Life wasn’t always like this. People have always needed each other a little bit. 

But not so long ago a person raised on a farm doing chores knew how to garden, raise crops, feed cattle, carpenter, wire electric lights, check the gaps on spark plugs in the car, plus graduate from college and hold down a day job that required basic writing, arithmetic and good manners. The Greatest Generation crossed a gap between horse-drawn wagons and men walking on the moon. 

But the changes are even more complicated now.

Raise your hands if you’ve taken your computer to a specialty shop to have the viruses removed and the software issues straightened out. Do you feel lost until your portal to the world is restored? Who here among us knows how to build a cell phone from scratch? 

Some people do manage to live off the land. Their log cabin is heated by firewood cut with saw and ax. Fish and meat are supplemented by a vegetable garden and some staples from town. Although I suppose they do need bullets and fishing lures from town, they’re pretty independent, but they live in Alaska, not Platte County.

I suppose I could pluck a chicken, butcher a hog and carve up a beef steer if I had more time and a sharper knife. But it’s sure easier to buy meat at a grocery store that also carries thousands of items that people all over the nation have grown, harvested, canned or put in boxes. Even at the checkout line, where people operate cash registers connected to satellites and computers that I don’t know how to work, their speed and politeness is all that matters to me, not politics.

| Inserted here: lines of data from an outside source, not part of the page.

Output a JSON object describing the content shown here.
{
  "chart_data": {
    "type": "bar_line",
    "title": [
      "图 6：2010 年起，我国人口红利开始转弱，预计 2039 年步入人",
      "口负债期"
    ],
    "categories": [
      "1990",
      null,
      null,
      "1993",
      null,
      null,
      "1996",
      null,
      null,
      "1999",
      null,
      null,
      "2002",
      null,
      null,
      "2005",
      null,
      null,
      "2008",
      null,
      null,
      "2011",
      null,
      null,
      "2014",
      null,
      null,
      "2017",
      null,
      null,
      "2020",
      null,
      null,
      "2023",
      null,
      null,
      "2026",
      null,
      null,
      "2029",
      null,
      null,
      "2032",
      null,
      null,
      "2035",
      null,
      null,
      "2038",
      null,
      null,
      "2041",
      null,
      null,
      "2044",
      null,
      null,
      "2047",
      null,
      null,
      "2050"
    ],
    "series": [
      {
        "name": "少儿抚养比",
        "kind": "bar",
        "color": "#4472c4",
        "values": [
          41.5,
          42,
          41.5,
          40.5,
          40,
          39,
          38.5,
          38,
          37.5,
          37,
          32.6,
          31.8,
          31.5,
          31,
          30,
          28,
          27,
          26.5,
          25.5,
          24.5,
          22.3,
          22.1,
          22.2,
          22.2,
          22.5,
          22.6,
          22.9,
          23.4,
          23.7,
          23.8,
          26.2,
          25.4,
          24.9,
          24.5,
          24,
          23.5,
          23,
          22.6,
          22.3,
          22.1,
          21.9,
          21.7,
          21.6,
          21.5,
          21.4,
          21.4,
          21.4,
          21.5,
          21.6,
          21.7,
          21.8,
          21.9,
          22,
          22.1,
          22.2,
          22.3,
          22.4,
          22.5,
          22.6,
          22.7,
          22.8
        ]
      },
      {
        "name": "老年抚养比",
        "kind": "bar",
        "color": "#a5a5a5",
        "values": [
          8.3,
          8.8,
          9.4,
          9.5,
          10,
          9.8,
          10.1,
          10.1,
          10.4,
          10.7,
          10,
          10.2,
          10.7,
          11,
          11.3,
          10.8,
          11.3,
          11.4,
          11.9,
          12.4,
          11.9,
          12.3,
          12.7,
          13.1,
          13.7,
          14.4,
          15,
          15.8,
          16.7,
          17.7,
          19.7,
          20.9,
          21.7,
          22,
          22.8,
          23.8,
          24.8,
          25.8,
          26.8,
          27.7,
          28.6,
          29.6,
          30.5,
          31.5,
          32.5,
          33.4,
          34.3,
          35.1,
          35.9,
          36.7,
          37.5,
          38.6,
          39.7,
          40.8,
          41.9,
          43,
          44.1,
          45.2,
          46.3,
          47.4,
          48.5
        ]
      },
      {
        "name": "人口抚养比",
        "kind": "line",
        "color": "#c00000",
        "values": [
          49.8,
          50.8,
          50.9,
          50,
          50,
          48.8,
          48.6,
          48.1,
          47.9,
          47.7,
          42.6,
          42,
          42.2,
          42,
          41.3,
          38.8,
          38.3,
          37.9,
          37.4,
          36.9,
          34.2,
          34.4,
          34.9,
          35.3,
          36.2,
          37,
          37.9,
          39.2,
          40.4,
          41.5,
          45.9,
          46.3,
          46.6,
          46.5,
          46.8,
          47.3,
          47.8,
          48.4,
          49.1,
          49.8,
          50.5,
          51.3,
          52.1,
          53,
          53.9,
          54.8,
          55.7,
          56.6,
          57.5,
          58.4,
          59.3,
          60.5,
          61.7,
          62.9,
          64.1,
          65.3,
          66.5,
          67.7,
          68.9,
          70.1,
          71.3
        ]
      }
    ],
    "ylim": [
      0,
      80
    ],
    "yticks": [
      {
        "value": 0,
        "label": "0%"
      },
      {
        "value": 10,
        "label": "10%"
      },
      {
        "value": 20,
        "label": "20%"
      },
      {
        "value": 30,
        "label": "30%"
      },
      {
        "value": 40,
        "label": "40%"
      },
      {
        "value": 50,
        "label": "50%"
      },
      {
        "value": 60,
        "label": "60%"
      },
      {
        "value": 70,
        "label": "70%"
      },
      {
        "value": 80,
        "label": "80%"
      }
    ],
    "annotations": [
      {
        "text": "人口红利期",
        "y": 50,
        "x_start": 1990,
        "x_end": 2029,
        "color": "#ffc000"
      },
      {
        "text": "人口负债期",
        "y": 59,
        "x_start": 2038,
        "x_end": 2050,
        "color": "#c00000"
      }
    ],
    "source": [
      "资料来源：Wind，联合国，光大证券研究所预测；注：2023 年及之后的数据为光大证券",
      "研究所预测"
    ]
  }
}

Home remedies and herbal medicines have their place, but I’m sure grateful for an experienced pharmacist and his well-trained helpers. 

Dial 911 if your house is on fire. 

People will come who have far more gear than a garden hose and lots of training. Did you ever dial the same number for medical help for a loved one and feel the relief when the ambulance and paramedics arrived?

Let a family’s sewer lines back up, and they’ll soon discover some of the most important people in the world are plumbers. Ditto the furnace repair expert in the dead of winter. 

Not all the world’s fixers focus on basic necessities.

I recently spent hours tinkering with a mandolin and trying to fix an odd problem involving wires and wood. Perplexed, I took it to the dusty shop of a friend who has given his life to repairing and adjusting musical instruments. He had the problem figured out in about 15 minutes, moved a component into its proper location, and I was back in the mandolin playing business. 

Expertise is a wonderful thing.

Did you ever try to hold the attention of 20 to 30 youngsters, plus get them excited about learning something new? I have and it’s not easy. Not everyone has the skill and patience to be a teacher.

I can pump my own gas, play my own music and grow a few tomatoes in the garden, but for most of what whirls around me, I’m dependent on others to keep life at a standard I enjoy. This is true around the world.

My son has brought home from college two fellow students, a young man from Nepal and another from China. They are sharing our house for Christmas. They are polite, well mannered, curious about America, computer savvy and quick on the draw with a cell phone. 

Does that sound familiar?

We are more alike than different in Platte County or the world. In this season and in these times, we need each other. 

Merry Christmas to all, and may the tow truck find you if your car engines stalls.